Define is it preferable to use an import quota or a tariff, Financial Management

Assignment Help:

Suppose the government wants to limit imports of a certain good.  Is it preferable to use an import quota or a tariff?  Why?

Modification in domestic consumer and producer surpluses are similar under import quotas and tariffs.  There will be a loss in (domestic) total surplus in either case.  Though, with a tariff, the government can collect revenue equal to the tariff times the quantity of imports and these revenues can be again distributed in the domestic economy to offset the domestic deadweight loss by, for instance, reducing taxes.  So, there is less of a loss to the domestic society like a whole.  Along with the import quota, foreign producers can capture the variation among the domestic and world price times the quantity of imports.  Hence, with an import quota, there is a loss to the domestic society as a whole.  If the national government is trying to raise welfare, it should make use of a tariff.

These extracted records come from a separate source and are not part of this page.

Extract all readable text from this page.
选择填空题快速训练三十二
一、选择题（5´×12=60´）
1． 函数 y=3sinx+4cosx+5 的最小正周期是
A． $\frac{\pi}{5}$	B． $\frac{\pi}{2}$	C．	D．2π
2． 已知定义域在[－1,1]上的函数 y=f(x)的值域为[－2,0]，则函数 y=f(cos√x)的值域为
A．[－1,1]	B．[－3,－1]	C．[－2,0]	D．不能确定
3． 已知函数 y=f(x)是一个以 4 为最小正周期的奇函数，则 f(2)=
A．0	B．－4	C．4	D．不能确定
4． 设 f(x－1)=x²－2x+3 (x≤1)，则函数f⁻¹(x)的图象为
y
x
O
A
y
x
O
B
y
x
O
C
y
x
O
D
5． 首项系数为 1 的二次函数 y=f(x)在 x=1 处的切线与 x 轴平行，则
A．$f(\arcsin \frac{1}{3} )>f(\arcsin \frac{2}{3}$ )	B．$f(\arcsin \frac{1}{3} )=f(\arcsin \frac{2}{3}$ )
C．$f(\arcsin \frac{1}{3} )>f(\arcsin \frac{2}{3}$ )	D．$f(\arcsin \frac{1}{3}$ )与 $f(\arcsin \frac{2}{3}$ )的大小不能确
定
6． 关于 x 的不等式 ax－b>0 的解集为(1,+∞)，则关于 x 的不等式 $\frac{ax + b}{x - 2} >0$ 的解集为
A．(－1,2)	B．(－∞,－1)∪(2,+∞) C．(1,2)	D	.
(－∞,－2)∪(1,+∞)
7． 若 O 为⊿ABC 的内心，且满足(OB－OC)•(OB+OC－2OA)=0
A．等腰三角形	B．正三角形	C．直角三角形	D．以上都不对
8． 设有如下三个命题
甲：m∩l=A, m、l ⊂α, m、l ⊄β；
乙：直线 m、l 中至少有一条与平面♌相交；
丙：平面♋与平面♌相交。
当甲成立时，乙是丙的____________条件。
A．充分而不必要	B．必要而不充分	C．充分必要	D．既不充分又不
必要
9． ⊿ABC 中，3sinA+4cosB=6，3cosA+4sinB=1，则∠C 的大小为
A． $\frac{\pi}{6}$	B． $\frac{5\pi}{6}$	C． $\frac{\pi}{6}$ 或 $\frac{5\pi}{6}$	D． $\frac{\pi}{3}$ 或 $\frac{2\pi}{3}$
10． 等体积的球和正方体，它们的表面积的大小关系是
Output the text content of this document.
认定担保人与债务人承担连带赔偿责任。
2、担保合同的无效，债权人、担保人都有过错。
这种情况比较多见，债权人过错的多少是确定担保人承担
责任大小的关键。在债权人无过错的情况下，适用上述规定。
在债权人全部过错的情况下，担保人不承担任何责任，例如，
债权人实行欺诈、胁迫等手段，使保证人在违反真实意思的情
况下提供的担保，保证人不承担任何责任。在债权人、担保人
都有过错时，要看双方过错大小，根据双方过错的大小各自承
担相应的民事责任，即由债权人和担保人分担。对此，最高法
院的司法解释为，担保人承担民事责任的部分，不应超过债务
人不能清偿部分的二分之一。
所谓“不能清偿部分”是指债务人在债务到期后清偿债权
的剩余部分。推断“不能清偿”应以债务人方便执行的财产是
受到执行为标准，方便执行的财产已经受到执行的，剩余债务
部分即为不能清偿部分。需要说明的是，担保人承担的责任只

Related Discussions:- Define is it preferable to use an import quota or a tariff

How does continuous compounding benefit an investor, How does continuous co...

How does continuous compounding benefit an investor? The effect of enhancing the number of compounding periods per year is to increase the future value of the investment.  The

Budget, what are the advantages and disadvantages of incremental budgeting?...

what are the advantages and disadvantages of incremental budgeting?

Mortgages, A mortgage may be defined as a pledge of property ...

A mortgage may be defined as a pledge of property to secure a debt payment; in this context, we will use the term property to mean real estate. If the

Calculate the forward exchange rate, (a) A debt of $3600 with interest at 6...

(a) A debt of $3600 with interest at 6% compounded semiannually is to be amortized by semiannual payments of $900 each, the rst due in 6 months, together with a nal partial payme

Explain terminal value calculation at end of forcast period, Explain the te...

Explain the terminal value calculation at the end of the forecast period.  Why is it necessary? The firm whose business operation is being valued isn't expected to suddenly cea

Price-output determination under monopoly, The potato chip industry in the ...

The potato chip industry in the Northwest in 2007 was competitively structured and in long-run competitive equilibrium; firms were earning a normal rate of return and were competin

What happens when a bank charges discount interest on a loan, What happens ...

What happens when a bank charges discount interest on a loan? When a bank charges reduction in interest on a loan the required interest payment is subtracted from the loan proc

What is a marginal cost of capital schedule (mcc), What is a marginal cost ...

What is a marginal cost of capital schedule (MCC)?  Is the schedule always a horizontal line?  Explain. The marginal cost of capital schedule is a graphic representation of the

Sovereign bonds, There are two major factors to be considered while a...

There are two major factors to be considered while analyzing sovereign bonds. They are: economic risk and political risk. Economic risk is all about the ability a

Credit card receivable-backed securities, For holders of CARDS,...

For holders of CARDS, the interest is paid monthly and the principal is not amortized. The principal payments made by credit card borrowers are

Write Your Message!

Captcha
Free Assignment Quote

Assured A++ Grade

Get guaranteed satisfaction & time on delivery in every assignment order you paid with us! We ensure premium quality solution document along with free turntin report!